The Mayor – The Mayor like Commissioner Gordon is a non-entity who is only there to be protected by Batman and overthrown by the Penguin. What a waste of a character.

Catwoman’s Motivation – We never get her motivation…at first it’s revenge but she never follows through with it and she never seeks revenge against the Penguin even after he tries to kill her. I had no idea why she did what she did, she was just presented as insane. I didn’t know her motivation beyond keeping her job when she is Selina Kyle.

Batman’s Hypocrisy – Batman won’t let Catwoman kill, even the character is bad and a villain and he is doing it all the time. This was really annoying and I hated it as it just made Batman look like a big hypocrite. It only would have made sense if we hadn’t seen him kill people in the last film and this one and if he had stated that his motivation was not to kill but to turn people into prison.

An Inconsistent Penguin – He wants revenge, he wants to be Mayor he just wants to be left alone, he hates everyone, he loves everyone…what did this character want in the end? He seemed to have the destruction of Gotham plot going for a while so why did he even bother running for mayor?

Lack of Narrative Focus – The lack of narrative focus is best illustrated in the unclear motivations of Penguin and Catwoman, who are two major characters we follow whose desires and plans are never fully realized so it leaves their arcs up in the air and unfinished…

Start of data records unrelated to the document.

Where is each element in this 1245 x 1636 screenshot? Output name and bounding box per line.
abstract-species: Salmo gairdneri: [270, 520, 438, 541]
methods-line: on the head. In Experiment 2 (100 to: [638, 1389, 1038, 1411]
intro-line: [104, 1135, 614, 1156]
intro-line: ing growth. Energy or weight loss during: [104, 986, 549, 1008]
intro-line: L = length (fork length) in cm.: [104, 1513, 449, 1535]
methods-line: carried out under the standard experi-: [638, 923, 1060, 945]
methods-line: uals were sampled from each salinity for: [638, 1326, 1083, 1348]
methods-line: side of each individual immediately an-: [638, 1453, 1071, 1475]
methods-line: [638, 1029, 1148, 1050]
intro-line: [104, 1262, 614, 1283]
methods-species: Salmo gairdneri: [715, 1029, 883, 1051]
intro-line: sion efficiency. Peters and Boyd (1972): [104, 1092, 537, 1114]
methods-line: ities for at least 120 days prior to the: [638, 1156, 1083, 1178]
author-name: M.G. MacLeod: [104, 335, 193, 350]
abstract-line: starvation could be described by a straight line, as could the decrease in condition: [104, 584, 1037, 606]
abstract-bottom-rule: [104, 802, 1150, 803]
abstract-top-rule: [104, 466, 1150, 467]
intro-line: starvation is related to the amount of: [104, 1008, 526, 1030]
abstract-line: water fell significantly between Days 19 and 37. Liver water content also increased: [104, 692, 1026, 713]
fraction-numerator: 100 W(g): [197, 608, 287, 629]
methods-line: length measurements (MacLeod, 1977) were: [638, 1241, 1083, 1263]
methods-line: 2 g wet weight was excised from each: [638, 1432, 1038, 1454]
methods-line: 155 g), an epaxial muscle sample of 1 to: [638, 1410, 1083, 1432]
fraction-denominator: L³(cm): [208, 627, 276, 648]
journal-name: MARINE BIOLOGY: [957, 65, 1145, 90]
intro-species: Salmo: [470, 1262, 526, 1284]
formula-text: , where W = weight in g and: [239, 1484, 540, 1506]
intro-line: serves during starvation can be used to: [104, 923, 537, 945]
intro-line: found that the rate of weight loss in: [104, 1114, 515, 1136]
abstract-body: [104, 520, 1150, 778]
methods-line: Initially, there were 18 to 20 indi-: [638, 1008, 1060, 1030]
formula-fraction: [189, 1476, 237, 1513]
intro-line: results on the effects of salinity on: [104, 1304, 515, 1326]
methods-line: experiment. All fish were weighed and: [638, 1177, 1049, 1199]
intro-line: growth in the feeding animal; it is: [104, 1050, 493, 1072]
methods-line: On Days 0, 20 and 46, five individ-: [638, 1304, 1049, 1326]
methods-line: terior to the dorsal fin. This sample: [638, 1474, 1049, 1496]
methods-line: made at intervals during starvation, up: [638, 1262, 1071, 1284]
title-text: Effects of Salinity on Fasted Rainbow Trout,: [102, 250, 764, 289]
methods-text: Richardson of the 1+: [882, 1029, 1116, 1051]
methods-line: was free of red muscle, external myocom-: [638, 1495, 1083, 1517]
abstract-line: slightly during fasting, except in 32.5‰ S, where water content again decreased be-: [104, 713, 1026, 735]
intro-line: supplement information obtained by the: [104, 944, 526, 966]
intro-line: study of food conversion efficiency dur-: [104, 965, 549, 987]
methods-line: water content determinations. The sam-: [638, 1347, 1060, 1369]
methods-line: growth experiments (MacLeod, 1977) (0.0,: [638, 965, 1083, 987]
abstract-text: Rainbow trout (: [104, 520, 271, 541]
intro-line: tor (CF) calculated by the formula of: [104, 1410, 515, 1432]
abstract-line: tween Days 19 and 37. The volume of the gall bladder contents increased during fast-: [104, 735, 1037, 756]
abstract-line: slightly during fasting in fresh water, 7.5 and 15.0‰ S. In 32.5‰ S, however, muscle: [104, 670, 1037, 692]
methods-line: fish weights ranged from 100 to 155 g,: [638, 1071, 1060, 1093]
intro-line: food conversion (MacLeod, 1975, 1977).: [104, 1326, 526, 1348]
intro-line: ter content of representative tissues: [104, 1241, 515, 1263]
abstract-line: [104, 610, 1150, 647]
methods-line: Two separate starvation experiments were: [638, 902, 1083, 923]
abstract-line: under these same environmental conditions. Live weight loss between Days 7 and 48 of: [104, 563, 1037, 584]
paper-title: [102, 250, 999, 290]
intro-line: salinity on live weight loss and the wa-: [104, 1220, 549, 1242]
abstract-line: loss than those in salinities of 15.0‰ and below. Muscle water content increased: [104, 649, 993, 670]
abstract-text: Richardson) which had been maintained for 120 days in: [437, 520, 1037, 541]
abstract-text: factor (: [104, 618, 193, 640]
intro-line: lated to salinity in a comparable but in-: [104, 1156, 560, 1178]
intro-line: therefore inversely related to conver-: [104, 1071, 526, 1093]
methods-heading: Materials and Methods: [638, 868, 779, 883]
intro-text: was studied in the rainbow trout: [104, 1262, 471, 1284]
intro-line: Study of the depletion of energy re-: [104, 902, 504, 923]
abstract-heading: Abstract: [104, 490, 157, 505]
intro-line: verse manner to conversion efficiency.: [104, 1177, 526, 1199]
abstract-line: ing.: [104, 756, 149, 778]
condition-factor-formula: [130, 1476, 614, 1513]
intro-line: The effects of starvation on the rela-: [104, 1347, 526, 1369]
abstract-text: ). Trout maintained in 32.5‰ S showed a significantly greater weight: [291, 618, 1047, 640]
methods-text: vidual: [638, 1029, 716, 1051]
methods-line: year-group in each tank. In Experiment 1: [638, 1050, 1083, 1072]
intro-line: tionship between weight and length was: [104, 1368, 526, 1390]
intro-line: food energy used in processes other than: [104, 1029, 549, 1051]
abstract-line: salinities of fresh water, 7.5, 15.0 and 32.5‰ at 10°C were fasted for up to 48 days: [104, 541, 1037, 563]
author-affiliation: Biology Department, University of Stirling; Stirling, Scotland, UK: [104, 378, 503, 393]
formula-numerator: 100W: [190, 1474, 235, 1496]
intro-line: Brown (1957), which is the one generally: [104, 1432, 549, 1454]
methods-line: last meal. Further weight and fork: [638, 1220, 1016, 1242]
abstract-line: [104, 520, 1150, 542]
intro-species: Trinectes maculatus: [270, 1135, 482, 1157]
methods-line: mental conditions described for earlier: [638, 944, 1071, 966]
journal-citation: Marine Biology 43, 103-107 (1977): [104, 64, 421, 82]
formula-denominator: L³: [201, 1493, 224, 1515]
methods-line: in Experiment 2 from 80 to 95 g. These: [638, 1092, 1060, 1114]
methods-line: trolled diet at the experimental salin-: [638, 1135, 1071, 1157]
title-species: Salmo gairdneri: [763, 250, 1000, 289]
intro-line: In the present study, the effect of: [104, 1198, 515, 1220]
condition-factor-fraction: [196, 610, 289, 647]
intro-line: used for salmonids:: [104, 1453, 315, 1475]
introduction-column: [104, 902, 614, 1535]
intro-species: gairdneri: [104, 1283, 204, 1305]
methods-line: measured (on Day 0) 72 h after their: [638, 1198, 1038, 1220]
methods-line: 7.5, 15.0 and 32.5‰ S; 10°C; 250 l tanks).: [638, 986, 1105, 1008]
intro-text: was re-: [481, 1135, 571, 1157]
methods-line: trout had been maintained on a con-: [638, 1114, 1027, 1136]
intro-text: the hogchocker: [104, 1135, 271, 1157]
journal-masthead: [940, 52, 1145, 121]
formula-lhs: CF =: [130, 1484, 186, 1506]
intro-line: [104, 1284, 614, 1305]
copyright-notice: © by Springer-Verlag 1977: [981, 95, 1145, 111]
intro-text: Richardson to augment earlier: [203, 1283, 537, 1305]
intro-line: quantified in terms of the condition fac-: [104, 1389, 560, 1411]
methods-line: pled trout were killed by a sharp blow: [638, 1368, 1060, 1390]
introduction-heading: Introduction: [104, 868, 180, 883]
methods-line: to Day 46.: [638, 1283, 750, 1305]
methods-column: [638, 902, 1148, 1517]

   This was a film that was trying to do too much and fell because of it. It still manages to be a good film but the inconsistently written Penguin, Catwoman’s unclear motivation and the lack of clear narrative focus keep this film from being great. To any lover of Burton’s work this is still a must see but the flaws are much more obvious than the first “Batman” film. The world and characters make the film worth the watch though and the cons do not keep this from being a good film and one of the better “Batman” films.